We met weekly to dig deeper, drawn in varying degrees to the coding challenge, to open data, to how a budget app could support more engaged democracy, in particular, processes like participatory budgeting. But an initially slow process with the city proved too long for most of our data-hungry volunteer developers who slowly went back to their day jobs. In pursuit of coders and better communication with the city, we joined with OpenOakland, a Code for America brigade that meets every Tuesday at City Hall. This is a forum where residents and city officials collaborate to improve access to public data and build civic apps. Here we were able to connect with Bradley Johnson, a city budget analyst who now works with us to access and interpret the data.

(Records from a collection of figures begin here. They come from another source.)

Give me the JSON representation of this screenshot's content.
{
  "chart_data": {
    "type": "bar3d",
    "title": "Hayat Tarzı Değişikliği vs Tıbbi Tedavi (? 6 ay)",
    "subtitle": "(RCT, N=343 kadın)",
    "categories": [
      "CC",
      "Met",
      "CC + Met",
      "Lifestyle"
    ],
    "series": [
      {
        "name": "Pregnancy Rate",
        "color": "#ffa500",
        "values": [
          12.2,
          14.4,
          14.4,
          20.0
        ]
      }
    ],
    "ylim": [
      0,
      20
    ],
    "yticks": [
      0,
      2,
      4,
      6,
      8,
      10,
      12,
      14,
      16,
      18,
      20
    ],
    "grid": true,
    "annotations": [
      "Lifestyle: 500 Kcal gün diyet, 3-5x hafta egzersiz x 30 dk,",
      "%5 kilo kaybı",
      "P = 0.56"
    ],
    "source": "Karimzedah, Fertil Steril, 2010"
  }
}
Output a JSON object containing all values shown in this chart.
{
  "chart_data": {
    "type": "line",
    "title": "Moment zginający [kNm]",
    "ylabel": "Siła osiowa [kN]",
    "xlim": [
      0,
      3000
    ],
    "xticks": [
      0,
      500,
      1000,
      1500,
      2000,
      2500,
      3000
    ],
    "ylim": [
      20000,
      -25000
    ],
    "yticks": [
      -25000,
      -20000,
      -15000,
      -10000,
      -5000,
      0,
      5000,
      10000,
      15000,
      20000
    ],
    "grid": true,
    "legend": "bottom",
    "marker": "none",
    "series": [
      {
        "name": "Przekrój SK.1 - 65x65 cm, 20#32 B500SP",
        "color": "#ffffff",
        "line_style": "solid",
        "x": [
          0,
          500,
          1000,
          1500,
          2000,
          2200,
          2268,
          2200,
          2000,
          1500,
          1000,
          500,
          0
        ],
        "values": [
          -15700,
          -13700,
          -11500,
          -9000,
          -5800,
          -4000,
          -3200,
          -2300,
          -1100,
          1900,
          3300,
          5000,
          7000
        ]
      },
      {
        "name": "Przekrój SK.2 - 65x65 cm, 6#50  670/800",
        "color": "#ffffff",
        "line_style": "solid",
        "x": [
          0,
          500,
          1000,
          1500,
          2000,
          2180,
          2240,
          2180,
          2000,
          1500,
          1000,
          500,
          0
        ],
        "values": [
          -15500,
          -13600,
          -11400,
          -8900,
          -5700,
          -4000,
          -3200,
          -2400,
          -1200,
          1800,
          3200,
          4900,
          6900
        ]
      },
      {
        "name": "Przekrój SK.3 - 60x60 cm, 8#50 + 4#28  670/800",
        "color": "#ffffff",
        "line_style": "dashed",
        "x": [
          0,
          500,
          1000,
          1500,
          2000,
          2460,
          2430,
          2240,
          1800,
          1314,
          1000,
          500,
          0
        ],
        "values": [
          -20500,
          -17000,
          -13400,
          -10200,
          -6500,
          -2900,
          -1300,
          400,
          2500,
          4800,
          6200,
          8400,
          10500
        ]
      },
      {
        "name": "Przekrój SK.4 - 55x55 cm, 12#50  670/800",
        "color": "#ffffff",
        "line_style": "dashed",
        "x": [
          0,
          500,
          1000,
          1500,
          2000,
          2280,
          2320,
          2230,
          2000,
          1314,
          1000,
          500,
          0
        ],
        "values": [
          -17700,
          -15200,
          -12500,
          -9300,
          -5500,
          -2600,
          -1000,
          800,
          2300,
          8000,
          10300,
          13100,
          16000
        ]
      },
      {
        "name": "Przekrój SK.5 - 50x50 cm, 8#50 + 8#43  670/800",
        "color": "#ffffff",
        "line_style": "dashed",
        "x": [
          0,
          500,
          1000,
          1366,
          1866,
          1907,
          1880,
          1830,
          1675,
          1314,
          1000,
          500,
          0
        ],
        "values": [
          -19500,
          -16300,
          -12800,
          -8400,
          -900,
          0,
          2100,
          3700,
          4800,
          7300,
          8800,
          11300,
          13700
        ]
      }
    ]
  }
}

While OpenOakland connected us to City Hall and local programmers, what we were envisioning wasn’t going to happen over a few evening hack sessions. In researching how a non-coder non-budget-analyst like myself could build a database and visualize the city’s budget, I found OpenSpending and realized, with envy and relief, that what we wanted to build had already been started. The OpenSpending community helped us assess which tools would work best for our particular vision, and developers provided support as we customized code to allow people to comment on and share various views of the budget.

Building a conversation

Early in the design process we agreed that both visualization and conversation are necessary for either to be meaningful. Simply seeing the budget, while absolutely necessary, will not in itself lead to civic engagement or empower people to advocate for different budget priorities. People need a means to ask questions, to share insights, to connect with the people who decide and communicate the budget.

In the coming weeks, we’re adding discussion forums, voting mechanisms, and considering ways to connect people’s questions to answers — whether related to how the budget impacts local communities, open data, visualization, or the idiosyncrasies of the Oakland budget process. We’re also encouraging city officials to participate in discussions on the site, and sharing visualizations with journalists when it can help tell their story.

Now that we have a basic model — visualization, conversation, sharing — the hardest work is to make it relevant and useful to people’s real lives. It means listening to the many communities of Oakland to learn how exactly the budget matters to them, working with the budget office to make that data available, and recruiting people to help build the tool they want to see.